Diana at first reports no problems, but later admits that she developed very minor low back pain. She attributes this to increased activity as she has been remodeling her home. When the pain does not abate with over the counter medications (e.g., ibuprofen, acetaminophen) and non-pharmacological techniques (e.g., massage, heat), she will occasionally take a Vicoden® (5 mg hydrocodone/500 mg acetaminophen). When questioned why she does not take more, she states "I don't like taking narcotics" and "My husband doesn't like when I take the pills."

Diana describes her pain as 2 or 3/0-10, located in her low back. The pain is aching and throbbing. When pressed to report other pain sites, she admits she has some shoulder pain, but rates it as a 1 currently. She also describes tingling in the feet bilaterally, extending to the ankles. "It is not pain really, just burning".
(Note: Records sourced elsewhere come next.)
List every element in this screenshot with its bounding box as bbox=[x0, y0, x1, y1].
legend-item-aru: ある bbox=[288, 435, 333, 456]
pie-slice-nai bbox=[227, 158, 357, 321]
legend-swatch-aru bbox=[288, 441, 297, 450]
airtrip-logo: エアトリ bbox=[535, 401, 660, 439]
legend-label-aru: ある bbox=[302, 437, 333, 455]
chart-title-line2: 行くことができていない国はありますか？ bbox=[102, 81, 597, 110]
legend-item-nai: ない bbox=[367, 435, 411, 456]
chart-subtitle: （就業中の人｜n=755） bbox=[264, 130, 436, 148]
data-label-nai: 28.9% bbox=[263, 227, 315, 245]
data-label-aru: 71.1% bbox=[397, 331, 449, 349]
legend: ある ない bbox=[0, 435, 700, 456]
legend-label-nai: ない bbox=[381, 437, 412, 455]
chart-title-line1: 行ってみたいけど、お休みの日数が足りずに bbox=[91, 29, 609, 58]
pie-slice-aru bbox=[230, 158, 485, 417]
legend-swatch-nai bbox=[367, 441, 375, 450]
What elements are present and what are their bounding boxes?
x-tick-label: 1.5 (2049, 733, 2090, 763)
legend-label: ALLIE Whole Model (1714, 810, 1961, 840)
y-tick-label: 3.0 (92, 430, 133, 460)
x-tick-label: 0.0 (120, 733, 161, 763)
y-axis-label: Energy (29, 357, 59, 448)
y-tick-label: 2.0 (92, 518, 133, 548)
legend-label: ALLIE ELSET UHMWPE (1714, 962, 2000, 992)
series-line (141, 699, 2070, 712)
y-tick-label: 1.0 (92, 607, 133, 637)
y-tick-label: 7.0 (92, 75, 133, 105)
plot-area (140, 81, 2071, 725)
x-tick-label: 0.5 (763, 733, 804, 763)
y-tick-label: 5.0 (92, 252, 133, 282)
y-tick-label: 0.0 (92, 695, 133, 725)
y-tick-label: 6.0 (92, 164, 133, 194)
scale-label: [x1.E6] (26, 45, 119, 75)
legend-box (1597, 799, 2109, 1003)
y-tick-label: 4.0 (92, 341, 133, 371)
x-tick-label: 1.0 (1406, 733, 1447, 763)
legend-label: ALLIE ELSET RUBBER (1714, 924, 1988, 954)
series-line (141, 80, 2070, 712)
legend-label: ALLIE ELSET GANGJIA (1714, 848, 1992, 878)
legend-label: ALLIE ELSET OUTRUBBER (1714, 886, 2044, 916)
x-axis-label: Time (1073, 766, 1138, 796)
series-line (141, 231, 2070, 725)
Other history: Diana is married, lives with her husband and 2 teenage sons in a suburban home. She works as a receptionist in a dentist's office.

Physical Assessment:

During the history, Diana's posture indicated that she was not comfortable. When Diana gets up from her chair to get onto the exam table, the nurse notes that she does so with difficulty. Palpation of the lower lumbar spine (L3-4) produces pain. Diana denies pain when the clavicle is palpated. Straight leg raises of less than 30 degrees increase the low back pain significantly. Neurological examination reveals weakness in lower extremities, with R > L. Sensory loss is noted bilaterally in the toes and feet to the ankles. Reflexes are intact.

Discussion Questions:

  1. What are the barriers to pain relief in this case?
  1. What types of pain is Diana experiencing and what might be the underlying etiologies? What other questions should the nurse ask this patient?
  1. Devise a plan of care for this patient.

Module 2

Case Study #5 and Discussion

Joshua: Importance of Interdisciplinary Care

Case:

Joshua is an 18-year-old African American boy with an advanced sarcoma initially affecting the right leg but now with extensive metastases, including lung. He complains of severe pain in the leg. The patient lies in a fetal position with the lights off. Family members visit rarely and the patient is reluctant to return home. He is cachectic and clearly is approaching the end of life. He requests intravenous hydromorphone, as this has worked well in past hospitalizations. When the nurses attempt to administer the medication, the patient wants it injected quickly and in a port closest to the insertion site. The nurse expresses concern that the patient is addicted or manipulative, wanting to stay in the hospital to get intravenous medicines. As an advanced practice registered nurse (APRN), what assessment and interventions are warranted?

Discussion:

Extensive pain assessment is warranted, including the location, quality, intensity, medication history, and other factors. This type of pain might include nociceptive and neuropathic aspects, necessitating treatment with multiple medications. An assessment of the patient’s emotional state is also needed, including the family’s role and function. Especially important is to determine whether the patient is depressed, as well as his beliefs about his disease. A team approach is indicated given the complex bio-psychosocial-spiritual dimensions of this situation so the APRN calls a special team meeting to discuss. And the APRN may help the nurse to discuss her feelings and concerns regarding the patient’s request for more rapid injection of the drug.

Case continued:

Joshua’s response to the opioid indicates that the chosen dose reduces pain somewhat (he cannot articulate a percentage of relief but states that the pain is a 6-8 after the injection, down from an 8-10) without significant sedation. A higher dose produces some sedation, but improved relief. In questioning Joshua, he is not upset by the sedation. Corticosteroids are added to reduce inflammation. Besides physical assessment/interventions, what other psychosocial assessments and interventions would be appropriate? What other team members need to be involved?